Cranberry for cystitis and urinary-tract infections: Science-based Pharmacy has this to say after reviewing the literature: “When it comes to alternative medicine for urinary tract infections, there’s not much use in cranberry juice.”
Echinacea for influenza and cold prevention: The British Medical Journal reports that evidence of moderate quality obtained so far would suggest that, “Compared with placebo We don’t know whether echinacea is more effective at reducing the duration of symptoms of the common cold.”
Evening primrose oil for reducing cholesterol levels: Attract Wales (a UK NHS site that answers health questions) states: “We found very few studies in humans examining the effects of evening primrose oil on lipids. Those that were found were small and contained possible confounding factors.”
Feverfew for preventing migraines: A Cochrane Review says, “There is insufficient evidence from randomised, double-blind trials to suggest an effect of feverfew over and above placebo for preventing migraine.”
Flaxseed for treating the bone condition osteoporosis:
Ginkgo for Alzheimer’s and improving mental acuity: NHS Choices reports that a recent study suggests that, “Ginkgo biloba does not improve cognitive function in people with mild–to-moderate dementia.”
Papaya for herniated spinal disks: An enzyme extracted from papaya fruit can be injected into herniated disks to dissolve the gelatinous tissue and so reduce protruberant swelling (Time magazine report), this does not imply that eating papaya will be of benefit as enzymes are proteins and are broken down by the digestive system.
UPDATE: 8th July 2010
This item has come in for some criticism from “MyQute” regarding my “attack” on “natural” “foods”. I’ve used inverted commas around those words because I disagree vehemently with their use in this discussion. Anyway, here are my responses to the attack:
First, they’re not “foods”, foods are eaten for nutritional purposes, these are meant to have medicinal effects.
Secondly, the majority are not “natural” they’re produced in manufacturing plants and sold in stores, there’s nothing natural about the processes involved.
Third, I did not simply use NHS references, check each link you’ll see.

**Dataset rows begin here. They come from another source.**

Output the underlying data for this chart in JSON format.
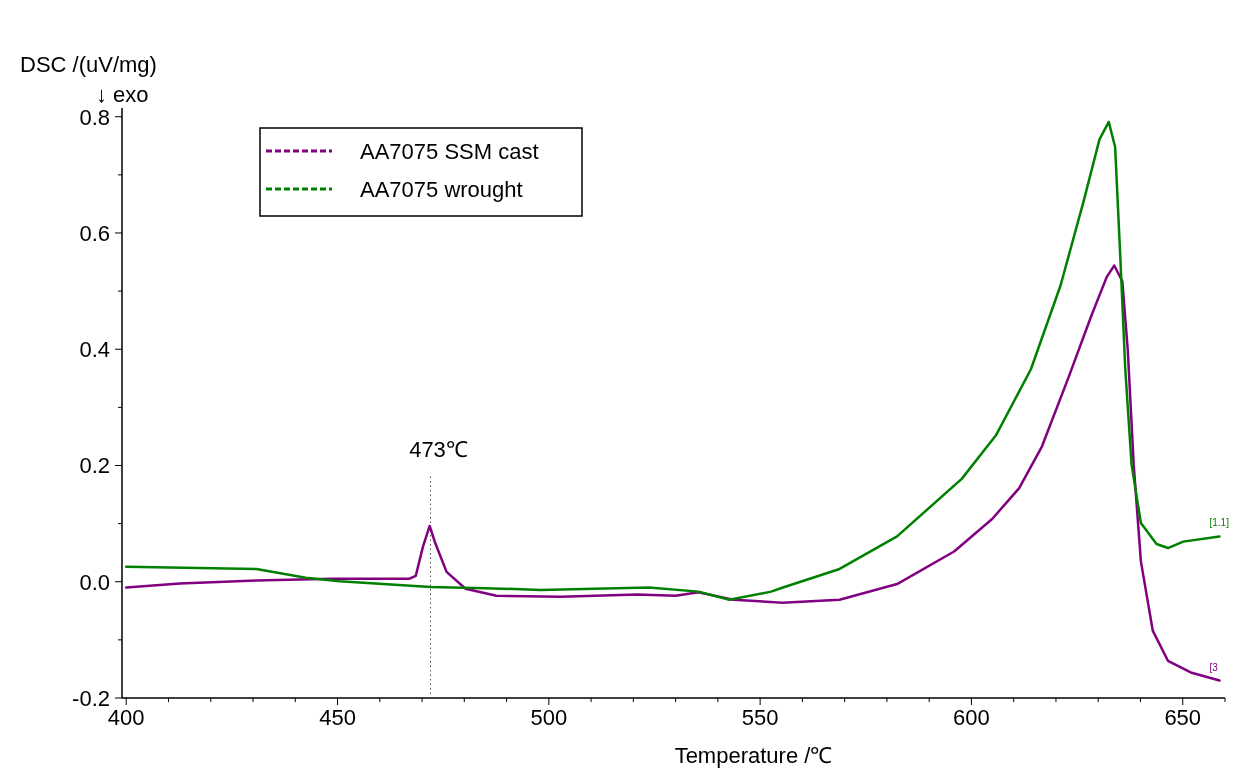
{
  "chart_data": {
    "type": "line",
    "xlabel": "Temperature /℃",
    "ylabel": "DSC /(uV/mg)",
    "annotations": [
      "↓ exo",
      {
        "text": "[1.1]",
        "x": 658.7,
        "y": 0.078
      },
      {
        "text": "[3",
        "x": 658.7,
        "y": -0.17
      }
    ],
    "xlim": [
      399,
      660
    ],
    "ylim": [
      -0.2,
      0.815
    ],
    "xticks": [
      400,
      {
        "value": 410,
        "label": null
      },
      {
        "value": 420,
        "label": null
      },
      {
        "value": 430,
        "label": null
      },
      {
        "value": 440,
        "label": null
      },
      450,
      {
        "value": 460,
        "label": null
      },
      {
        "value": 470,
        "label": null
      },
      {
        "value": 480,
        "label": null
      },
      {
        "value": 490,
        "label": null
      },
      500,
      {
        "value": 510,
        "label": null
      },
      {
        "value": 520,
        "label": null
      },
      {
        "value": 530,
        "label": null
      },
      {
        "value": 540,
        "label": null
      },
      550,
      {
        "value": 560,
        "label": null
      },
      {
        "value": 570,
        "label": null
      },
      {
        "value": 580,
        "label": null
      },
      {
        "value": 590,
        "label": null
      },
      600,
      {
        "value": 610,
        "label": null
      },
      {
        "value": 620,
        "label": null
      },
      {
        "value": 630,
        "label": null
      },
      {
        "value": 640,
        "label": null
      },
      650,
      {
        "value": 660,
        "label": null
      }
    ],
    "yticks": [
      {
        "value": -0.2,
        "label": "-0.2"
      },
      {
        "value": -0.1,
        "label": null
      },
      {
        "value": 0,
        "label": "0.0"
      },
      {
        "value": 0.1,
        "label": null
      },
      {
        "value": 0.2,
        "label": "0.2"
      },
      {
        "value": 0.3,
        "label": null
      },
      {
        "value": 0.4,
        "label": "0.4"
      },
      {
        "value": 0.5,
        "label": null
      },
      {
        "value": 0.6,
        "label": "0.6"
      },
      {
        "value": 0.7,
        "label": null
      },
      {
        "value": 0.8,
        "label": "0.8"
      }
    ],
    "grid": false,
    "legend": "top left",
    "marker": "none",
    "line_style": "solid",
    "ref_lines": [
      {
        "axis": "x",
        "value": 472,
        "label": "473℃",
        "line_style": "dotted",
        "color": "#555555"
      }
    ],
    "series": [
      {
        "name": "AA7075 SSM cast",
        "color": "#800080",
        "x": [
          400,
          412.7,
          430.8,
          448.8,
          466.9,
          468.5,
          470.2,
          471.8,
          473.1,
          475.8,
          480.3,
          487.6,
          502.9,
          520.9,
          530,
          535.4,
          543.6,
          555.3,
          568.8,
          582.4,
          595.9,
          604.9,
          611.3,
          616.7,
          623,
          628.4,
          632,
          633.8,
          635.7,
          637,
          638.4,
          640.1,
          642.9,
          646.5,
          651.9,
          658.7
        ],
        "values": [
          -0.01,
          -0.003,
          0.002,
          0.005,
          0.005,
          0.01,
          0.06,
          0.096,
          0.067,
          0.017,
          -0.012,
          -0.024,
          -0.026,
          -0.022,
          -0.024,
          -0.018,
          -0.031,
          -0.036,
          -0.031,
          -0.004,
          0.052,
          0.108,
          0.161,
          0.233,
          0.352,
          0.458,
          0.524,
          0.544,
          0.517,
          0.398,
          0.201,
          0.035,
          -0.084,
          -0.136,
          -0.156,
          -0.17
        ]
      },
      {
        "name": "AA7075 wrought",
        "color": "#008000",
        "x": [
          400,
          430.8,
          442.5,
          450.5,
          472,
          485,
          498,
          523.7,
          535.4,
          542.7,
          552.6,
          555.4,
          568.8,
          582.4,
          597.7,
          605.9,
          614.1,
          621.1,
          626.6,
          630.3,
          632.5,
          634,
          635.2,
          636.4,
          637.9,
          640.1,
          643.8,
          646.5,
          650.1,
          658.7
        ],
        "values": [
          0.026,
          0.022,
          0.007,
          0.001,
          -0.009,
          -0.011,
          -0.014,
          -0.01,
          -0.017,
          -0.031,
          -0.017,
          -0.01,
          0.022,
          0.078,
          0.177,
          0.253,
          0.366,
          0.51,
          0.656,
          0.761,
          0.791,
          0.748,
          0.563,
          0.366,
          0.201,
          0.101,
          0.065,
          0.058,
          0.069,
          0.078
        ]
      }
    ]
  }
}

Fourth, everything on the NHS website is vetted by medical professionals with no vested interest in the issues other than in the sense that they would rather not see people waste their money on products that may have a detrimental effect.
Fifth, the references I cite round up data from various sources, such as Cochrane Reviews and are not to single studies, they each generally weigh up all the available evidence and that points to most of these products as having little or no benefit in the claimed conditions.